Echoes of Resilience: Recording Alice In Chains’ ‘Black Gives Way to Blue’

In 2008, when producer Nick Raskulinecz, called me up and asked if I’d be interested in working on an Alice In Chains record, I was beyond thrilled. Being a huge fan of the band, I couldn’t say yes fast enough. The story Nick shared with me about how he got involved with the band, hearing the demo of “Check My Brain” and immediately jumping on board, was just the beginning of an incredible journey.

Dialing in the drum set-Bock 251s for Overheads at 606 Photo: Todd Shuss

We set up shop at Studio 606, while the band wrapped up last-minute pre-production. Meeting the legendary members – Sean Kinney, Mike Inez, and Jerry Cantrell (with his scraggly beard), along with the new vocalist William Duvall – was a surreal experience. As we geared up for drum tracking, the excitement in the room was undeniable.

Mic’ing up Jerry or acoustic guitar overdubs at 606 Photo: Todd Shuss

With the basics laid down – drums, scratch tracks, guitars, and bass – we delved into capturing Jerry Cantrell’s signature guitar sound. We pulled out all of his amps and cabinets and began the mic’ing process. After hours of mic adjustments and blending amps, we knew we were onto something special, between his iconic Les Pauls and the two G&L Rampages named “Porno” and “No War,” we had something!
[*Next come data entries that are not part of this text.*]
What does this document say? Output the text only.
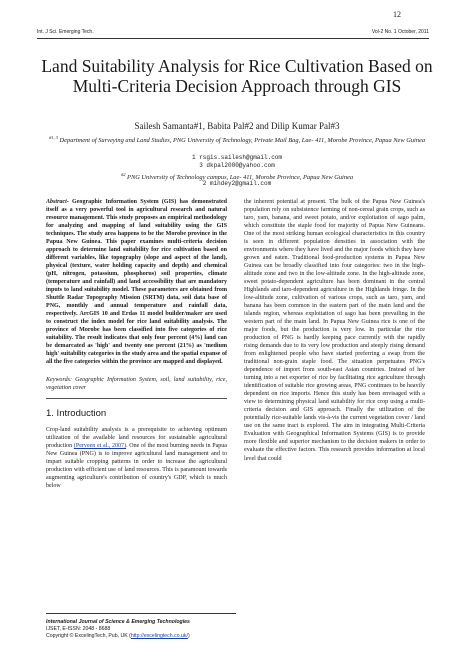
12
Int. J Sci. Emerging Tech.	Vol-2 No. 1 October, 2011
Land Suitability Analysis for Rice Cultivation Based on Multi-Criteria Decision Approach through GIS
Sailesh Samanta#1, Babita Pal#2 and Dilip Kumar Pal#3
$^{\#1, 3}$ Department of Surveying and Land Studies, PNG University of Technology, Private Mail Bag, Lae- 411, Morobe Province, Papua New Guinea
1 rsgis.sailesh@gmail.com
3 dkpal2000@yahoo.com
$^{\#2}$ PNG University of Technology campus, Lae- 411, Morobe Province, Papua New Guinea
2 mindey2@gmail.com
Abstract- Geographic Information System (GIS) has demonstrated itself as a very powerful tool in agricultural research and natural resource management. This study proposes an empirical methodology for analyzing and mapping of land suitability using the GIS techniques. The study area happens to be the Morobe province in the Papua New Guinea. This paper examines multi-criteria decision approach to determine land suitability for rice cultivation based on different variables, like topography (slope and aspect of the land), physical (texture, water holding capacity and depth) and chemical (pH, nitrogen, potassium, phosphorus) soil properties, climate (temperature and rainfall) and land accessibility that are mandatory inputs to land suitability model. These parameters are obtained from Shuttle Radar Topography Mission (SRTM) data, soil data base of PNG, monthly and annual temperature and rainfall data, respectively. ArcGIS 10 and Erdas 11 model builder/maker are used to construct the index model for rice land suitability analysis. The province of Morobe has been classified into five categories of rice suitability. The result indicates that only four percent (4%) land can be demarcated as 'high' and twenty one percent (21%) as 'medium high' suitability categories in the study area and the spatial expanse of all the five categories within the province are mapped and displayed.
Keywords: Geographic Information System, soil, land suitability, rice, vegetation cover
1. Introduction
Crop-land suitability analysis is a prerequisite to achieving optimum utilization of the available land resources for sustainable agricultural production (Perveen et al., 2007). One of the most burning needs in Papua New Guinea (PNG) is to improve agricultural land management and to impart suitable cropping patterns in order to increase the agricultural production with efficient use of land resources. This is paramount towards augmenting agriculture's contribution of country's GDP, which is much below
the inherent potential at present. The bulk of the Papua New Guinea's population rely on subsistence farming of non-cereal grain crops, such as taro, yam, banana, and sweet potato, and/or exploitation of sago palm, which constitute the staple food for majority of Papua New Guineans. One of the most striking human ecological characteristics in this country is seen in different population densities in association with the environments where they have lived and the major foods which they have grown and eaten. Traditional food-production systems in Papua New Guinea can be broadly classified into four categories: two in the high-altitude zone and two in the low-altitude zone. In the high-altitude zone, sweet potato-dependent agriculture has been dominant in the central Highlands and taro-dependent agriculture in the Highlands fringe. In the low-altitude zone, cultivation of various crops, such as taro, yam, and banana has been common in the eastern part of the main land and the islands region, whereas exploitation of sago has been prevailing in the western part of the main land. In Papua New Guinea rice is one of the major foods, but the production is very low. In particular the rice production of PNG is hardly keeping pace currently with the rapidly rising demands due to its very low production and steeply rising demand from enlightened people who have started preferring a swap from the traditional non-grain staple food. The situation perpetuates PNG's dependence of import from south-east Asian countries. Instead of her turning into a net exporter of rice by facilitating rice agriculture through identification of suitable rice growing areas, PNG continues to be heavily dependent on rice imports. Hence this study has been envisaged with a view to determining physical land suitability for rice crop using a multi-criteria decision and GIS approach. Finally the utilization of the potentially rice-suitable lands vis-à-vis the current vegetation cover / land use on the same tract is explored. The aim in integrating Multi-Criteria Evaluation with Geographical Information Systems (GIS) is to provide more flexible and superior mechanism to the decision makers in order to evaluate the effective factors. This research provides information at local level that could
International Journal of Science & Emerging Technologies
IJSET, E-ISSN: 2048 - 8688
Copyright © ExcelingTech, Pub, UK (http://excelingtech.co.uk/)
Jerry Cantrell  adding wah guitar at 606 Photo: Todd Shuss

I’ll never forget the moment Jerry plugged in and started playing. His signature chugging riffs filled the room, and when he turned around with that characteristic surly look, only to break into a smile, I knew we were on the right track.

Jerry Cantrell Digging in on main guitar overdubs at 606 Photo: Todd Shuss

The recording process was long and arduous, but incredibly rewarding. Building a relationship with Jerry, Sean, Mike, and William, a band I’d admired for so long, was a dream come true. As we poured our hearts and souls into the music, there was a poignant sense of starting anew while also honoring the memory of their late bandmate, Layne Staley.

A personal highlight of my life having a birthday break with AIC at 606 Photo: Todd Shuss
Bass break with Mike Inez and his Moonburst at 606 Photo: Todd Shuss

We began recording in early fall at Grohl’s Studio 606 and later moved to Henson Studio B to add final touches – guitars, tablas, vibraphones – and record vocals. It was during one of these emotional vocal sessions, as Jerry started singing the title track “Black Gives Way to Blue,” that I witnessed something truly remarkable.

Percussion overdubs at Henson Studio B Photo: Todd Shuss
Listening  back. Henson Studio B Photo: Todd Shuss
Me and Raskulinecz really feeling William Duvall’s performance at Henson Studio B Photo: Todd Shuss

Surrounded by Nick and Sean at the console, Jerry’s heartfelt delivery brought tears to our eyes. The raw emotion and personal significance behind every word were undeniable. When Jerry needed a moment to compose himself, it was a powerful reminder of the deep connection to the words being sung about their late friend.

Lightening things up at Henson Studio B Photo: Todd Shuss

The record’s eventual certification as gold in February 2010 was not just a testament to its commercial success but also a confirmation that Alice In Chains had indeed risen from the ashes of tragedy, emerging stronger and more vibrant than ever before. It was an honor to be part of this journey, and I’ll always cherish the memories we created in the studio, crafting music that touched the hearts of fans around the world. Being part of the making of such an important record with such an amazing band, who I would now proudly call my friends, added an extra layer of significance to the experience. The bond forged through the creative process, the shared moments of inspiration, and the mutual respect for each other’s craft have solidified our connection beyond the confines of the studio. Working with Alice In Chains not only enriched my professional career but also enriched my life, leaving an indelible mark.